Monday, 27 August 2007

Seven Seas?

Avast thar, matey, as we raise the anchor and set sail for the seven seas!
"What seas be these," ye land-lubbers say?
Well, honestly, any seas, just as long as there's a lot of 'em.

While pirates and ancient mariners may have bragged about sailing the seven seas, the phrase is merely figurative. The dictionary explains it as meaning "all the oceans of the world."

In ancient and medieval Europe and Arabia, the seven seas were some combination of these nine bodies of water: the Adriatic Sea, Aegean Sea, Arabian Sea, Black Sea, Caspian Sea, Indian Ocean, Mediterranean Sea, Persian Gulf, and Red Sea. Notice how they're all clustered around the Mediterranean -- these so-called sailors had yet to venture out of their backyards.

During the Age of Discovery, from 1450 to 1650, this informal list was sometimes rearranged to be these seven navigable seas: the Arctic Ocean, Atlantic Ocean, Caribbean Sea, Gulf of Mexico, Indian Ocean, Mediterranean Sea, and Pacific Ocean. Bigger, but still not all-encompassing.
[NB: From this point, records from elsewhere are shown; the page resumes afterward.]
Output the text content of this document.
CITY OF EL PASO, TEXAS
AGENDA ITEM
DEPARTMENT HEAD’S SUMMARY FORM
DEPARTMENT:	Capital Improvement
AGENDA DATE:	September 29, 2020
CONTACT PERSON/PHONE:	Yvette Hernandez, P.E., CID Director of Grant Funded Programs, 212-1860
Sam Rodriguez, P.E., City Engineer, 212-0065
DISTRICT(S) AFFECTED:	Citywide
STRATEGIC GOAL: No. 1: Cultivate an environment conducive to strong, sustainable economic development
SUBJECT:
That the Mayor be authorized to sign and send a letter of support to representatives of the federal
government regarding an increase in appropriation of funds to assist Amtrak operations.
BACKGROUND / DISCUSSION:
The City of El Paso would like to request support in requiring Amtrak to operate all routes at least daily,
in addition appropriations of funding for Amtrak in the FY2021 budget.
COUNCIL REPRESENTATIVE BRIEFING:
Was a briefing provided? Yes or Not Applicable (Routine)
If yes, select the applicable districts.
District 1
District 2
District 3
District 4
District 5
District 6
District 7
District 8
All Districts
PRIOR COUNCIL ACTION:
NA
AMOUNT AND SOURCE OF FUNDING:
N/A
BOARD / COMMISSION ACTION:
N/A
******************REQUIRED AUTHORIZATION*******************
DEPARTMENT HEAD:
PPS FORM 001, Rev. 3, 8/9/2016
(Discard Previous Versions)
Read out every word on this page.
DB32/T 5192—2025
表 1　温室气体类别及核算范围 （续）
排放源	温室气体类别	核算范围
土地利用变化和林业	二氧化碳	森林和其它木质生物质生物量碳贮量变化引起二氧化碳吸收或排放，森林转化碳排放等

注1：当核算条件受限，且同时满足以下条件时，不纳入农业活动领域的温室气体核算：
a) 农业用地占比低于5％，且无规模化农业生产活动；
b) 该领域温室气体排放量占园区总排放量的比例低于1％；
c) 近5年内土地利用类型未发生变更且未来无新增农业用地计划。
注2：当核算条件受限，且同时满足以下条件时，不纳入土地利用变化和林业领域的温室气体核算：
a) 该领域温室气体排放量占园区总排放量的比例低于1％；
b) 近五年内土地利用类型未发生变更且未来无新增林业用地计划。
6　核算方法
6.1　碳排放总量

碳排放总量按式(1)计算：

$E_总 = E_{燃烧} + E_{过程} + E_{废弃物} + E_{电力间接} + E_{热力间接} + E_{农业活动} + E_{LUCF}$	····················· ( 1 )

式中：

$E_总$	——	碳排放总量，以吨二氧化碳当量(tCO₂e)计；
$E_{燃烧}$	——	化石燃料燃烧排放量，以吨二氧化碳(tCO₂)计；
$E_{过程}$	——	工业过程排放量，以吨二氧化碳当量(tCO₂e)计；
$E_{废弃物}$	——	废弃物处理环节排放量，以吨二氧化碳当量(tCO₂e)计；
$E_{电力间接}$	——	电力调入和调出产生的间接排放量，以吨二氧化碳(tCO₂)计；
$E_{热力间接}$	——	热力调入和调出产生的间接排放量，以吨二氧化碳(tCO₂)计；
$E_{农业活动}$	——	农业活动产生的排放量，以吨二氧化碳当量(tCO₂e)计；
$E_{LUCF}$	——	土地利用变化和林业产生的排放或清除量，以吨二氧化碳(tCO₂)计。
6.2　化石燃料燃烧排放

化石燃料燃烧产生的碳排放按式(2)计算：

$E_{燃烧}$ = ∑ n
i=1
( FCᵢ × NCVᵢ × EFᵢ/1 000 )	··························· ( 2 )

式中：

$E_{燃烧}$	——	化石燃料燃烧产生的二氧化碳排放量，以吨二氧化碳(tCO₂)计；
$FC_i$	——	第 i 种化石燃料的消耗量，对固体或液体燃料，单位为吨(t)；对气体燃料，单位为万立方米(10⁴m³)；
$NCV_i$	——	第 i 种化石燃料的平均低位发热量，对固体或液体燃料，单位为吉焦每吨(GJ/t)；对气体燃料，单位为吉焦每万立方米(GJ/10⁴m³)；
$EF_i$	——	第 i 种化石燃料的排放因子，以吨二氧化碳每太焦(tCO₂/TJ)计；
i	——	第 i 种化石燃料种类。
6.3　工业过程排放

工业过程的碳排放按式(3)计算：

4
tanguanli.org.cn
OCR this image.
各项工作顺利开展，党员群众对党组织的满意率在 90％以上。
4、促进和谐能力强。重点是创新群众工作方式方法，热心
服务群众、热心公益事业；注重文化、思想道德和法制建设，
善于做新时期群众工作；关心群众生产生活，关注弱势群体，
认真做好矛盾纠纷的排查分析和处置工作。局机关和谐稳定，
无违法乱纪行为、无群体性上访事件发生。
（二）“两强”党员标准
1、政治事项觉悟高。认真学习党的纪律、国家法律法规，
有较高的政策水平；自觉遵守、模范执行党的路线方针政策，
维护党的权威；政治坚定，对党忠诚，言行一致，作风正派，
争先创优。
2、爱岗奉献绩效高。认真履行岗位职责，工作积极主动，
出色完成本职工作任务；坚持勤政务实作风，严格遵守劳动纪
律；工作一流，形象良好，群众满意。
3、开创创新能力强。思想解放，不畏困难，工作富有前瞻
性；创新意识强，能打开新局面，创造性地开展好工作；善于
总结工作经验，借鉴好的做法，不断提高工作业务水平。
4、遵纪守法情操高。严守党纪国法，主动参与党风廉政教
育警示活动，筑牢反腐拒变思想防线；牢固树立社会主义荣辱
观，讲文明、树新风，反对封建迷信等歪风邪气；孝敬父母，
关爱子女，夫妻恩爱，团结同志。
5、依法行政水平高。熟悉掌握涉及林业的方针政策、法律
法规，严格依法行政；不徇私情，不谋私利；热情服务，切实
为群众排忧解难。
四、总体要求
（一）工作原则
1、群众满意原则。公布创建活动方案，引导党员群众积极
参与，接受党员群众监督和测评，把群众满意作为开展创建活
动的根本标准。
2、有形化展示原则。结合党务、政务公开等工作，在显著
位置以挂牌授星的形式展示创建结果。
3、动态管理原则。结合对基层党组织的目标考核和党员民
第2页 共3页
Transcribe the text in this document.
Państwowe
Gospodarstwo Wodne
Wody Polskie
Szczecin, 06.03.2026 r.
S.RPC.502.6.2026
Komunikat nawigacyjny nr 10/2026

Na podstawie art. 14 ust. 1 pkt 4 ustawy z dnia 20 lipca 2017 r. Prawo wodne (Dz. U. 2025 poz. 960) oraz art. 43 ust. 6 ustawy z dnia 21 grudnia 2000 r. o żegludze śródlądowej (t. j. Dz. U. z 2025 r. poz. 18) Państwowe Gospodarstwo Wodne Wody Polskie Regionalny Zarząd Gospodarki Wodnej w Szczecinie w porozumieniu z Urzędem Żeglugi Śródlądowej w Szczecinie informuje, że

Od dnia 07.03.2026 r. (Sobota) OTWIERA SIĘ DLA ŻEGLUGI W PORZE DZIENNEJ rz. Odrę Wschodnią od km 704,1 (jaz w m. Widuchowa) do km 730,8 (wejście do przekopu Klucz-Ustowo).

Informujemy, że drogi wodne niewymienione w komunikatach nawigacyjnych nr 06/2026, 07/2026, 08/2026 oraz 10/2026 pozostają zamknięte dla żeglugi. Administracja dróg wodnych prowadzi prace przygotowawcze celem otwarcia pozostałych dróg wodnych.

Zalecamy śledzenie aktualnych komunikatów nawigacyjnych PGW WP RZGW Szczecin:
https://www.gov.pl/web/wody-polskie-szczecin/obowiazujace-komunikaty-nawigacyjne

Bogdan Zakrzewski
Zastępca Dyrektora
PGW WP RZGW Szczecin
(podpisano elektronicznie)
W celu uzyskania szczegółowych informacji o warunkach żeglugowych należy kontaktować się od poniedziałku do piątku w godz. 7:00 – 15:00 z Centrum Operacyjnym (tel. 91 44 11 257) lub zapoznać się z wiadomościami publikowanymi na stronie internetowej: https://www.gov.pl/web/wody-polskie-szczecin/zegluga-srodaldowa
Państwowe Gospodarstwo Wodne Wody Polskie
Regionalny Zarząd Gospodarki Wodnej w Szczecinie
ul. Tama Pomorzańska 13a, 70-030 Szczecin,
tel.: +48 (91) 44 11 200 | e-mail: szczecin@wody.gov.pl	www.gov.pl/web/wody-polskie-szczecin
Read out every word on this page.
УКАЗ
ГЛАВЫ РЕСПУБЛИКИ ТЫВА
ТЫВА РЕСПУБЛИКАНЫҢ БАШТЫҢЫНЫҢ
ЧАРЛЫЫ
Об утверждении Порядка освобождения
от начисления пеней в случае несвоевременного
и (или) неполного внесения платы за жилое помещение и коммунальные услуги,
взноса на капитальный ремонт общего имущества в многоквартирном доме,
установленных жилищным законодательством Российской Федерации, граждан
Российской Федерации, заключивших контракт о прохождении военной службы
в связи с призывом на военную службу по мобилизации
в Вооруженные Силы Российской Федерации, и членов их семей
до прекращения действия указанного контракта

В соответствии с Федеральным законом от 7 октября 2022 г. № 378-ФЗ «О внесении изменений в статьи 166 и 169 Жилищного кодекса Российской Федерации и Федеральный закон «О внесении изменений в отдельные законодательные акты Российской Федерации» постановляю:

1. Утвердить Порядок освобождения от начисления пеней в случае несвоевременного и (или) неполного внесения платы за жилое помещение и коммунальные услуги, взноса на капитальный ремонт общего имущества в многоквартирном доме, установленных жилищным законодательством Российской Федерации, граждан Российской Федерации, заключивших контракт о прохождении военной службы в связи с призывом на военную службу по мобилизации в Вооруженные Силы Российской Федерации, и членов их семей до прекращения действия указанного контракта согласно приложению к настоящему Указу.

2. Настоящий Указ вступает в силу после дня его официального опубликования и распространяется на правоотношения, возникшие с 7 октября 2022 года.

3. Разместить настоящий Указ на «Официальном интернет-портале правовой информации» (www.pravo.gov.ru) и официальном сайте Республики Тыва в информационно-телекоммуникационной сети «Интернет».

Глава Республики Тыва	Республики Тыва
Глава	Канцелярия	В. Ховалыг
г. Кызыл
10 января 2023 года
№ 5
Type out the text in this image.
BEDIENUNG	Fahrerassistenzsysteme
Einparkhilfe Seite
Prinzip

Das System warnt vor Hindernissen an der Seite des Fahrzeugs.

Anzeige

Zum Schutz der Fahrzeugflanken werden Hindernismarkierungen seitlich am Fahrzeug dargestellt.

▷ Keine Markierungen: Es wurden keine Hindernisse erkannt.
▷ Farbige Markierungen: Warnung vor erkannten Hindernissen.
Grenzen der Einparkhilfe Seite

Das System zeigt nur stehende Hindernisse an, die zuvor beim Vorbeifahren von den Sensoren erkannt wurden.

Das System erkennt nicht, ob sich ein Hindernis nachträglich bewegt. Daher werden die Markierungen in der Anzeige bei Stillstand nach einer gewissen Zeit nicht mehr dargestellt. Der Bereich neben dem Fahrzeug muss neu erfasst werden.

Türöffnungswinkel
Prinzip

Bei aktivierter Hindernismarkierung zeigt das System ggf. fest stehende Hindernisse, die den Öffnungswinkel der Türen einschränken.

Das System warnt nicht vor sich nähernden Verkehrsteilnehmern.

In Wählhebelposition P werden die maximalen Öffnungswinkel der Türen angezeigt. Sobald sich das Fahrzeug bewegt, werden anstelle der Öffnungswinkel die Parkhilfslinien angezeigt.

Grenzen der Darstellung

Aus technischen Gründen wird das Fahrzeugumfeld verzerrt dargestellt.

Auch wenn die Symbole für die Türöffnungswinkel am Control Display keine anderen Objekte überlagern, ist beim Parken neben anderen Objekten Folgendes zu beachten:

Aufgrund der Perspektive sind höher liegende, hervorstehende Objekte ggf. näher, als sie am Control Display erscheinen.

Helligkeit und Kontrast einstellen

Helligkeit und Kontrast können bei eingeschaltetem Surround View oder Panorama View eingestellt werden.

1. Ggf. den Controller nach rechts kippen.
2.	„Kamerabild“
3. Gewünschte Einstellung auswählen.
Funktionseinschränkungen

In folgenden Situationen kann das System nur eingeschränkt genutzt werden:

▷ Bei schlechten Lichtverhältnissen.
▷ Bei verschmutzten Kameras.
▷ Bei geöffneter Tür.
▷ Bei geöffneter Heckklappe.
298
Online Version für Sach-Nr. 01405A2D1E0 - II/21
Only in more recent times did the list go worldwide as the Arctic Ocean, Antarctic (or Southern) Ocean, Indian Ocean, North Atlantic Ocean, South Atlantic Ocean, North Pacific Ocean, and South Pacific Ocean. Of course, that's something of a stretch, because it cuts two oceans in half. And the world's oceans are actually connected, so they're all one, great, big sea.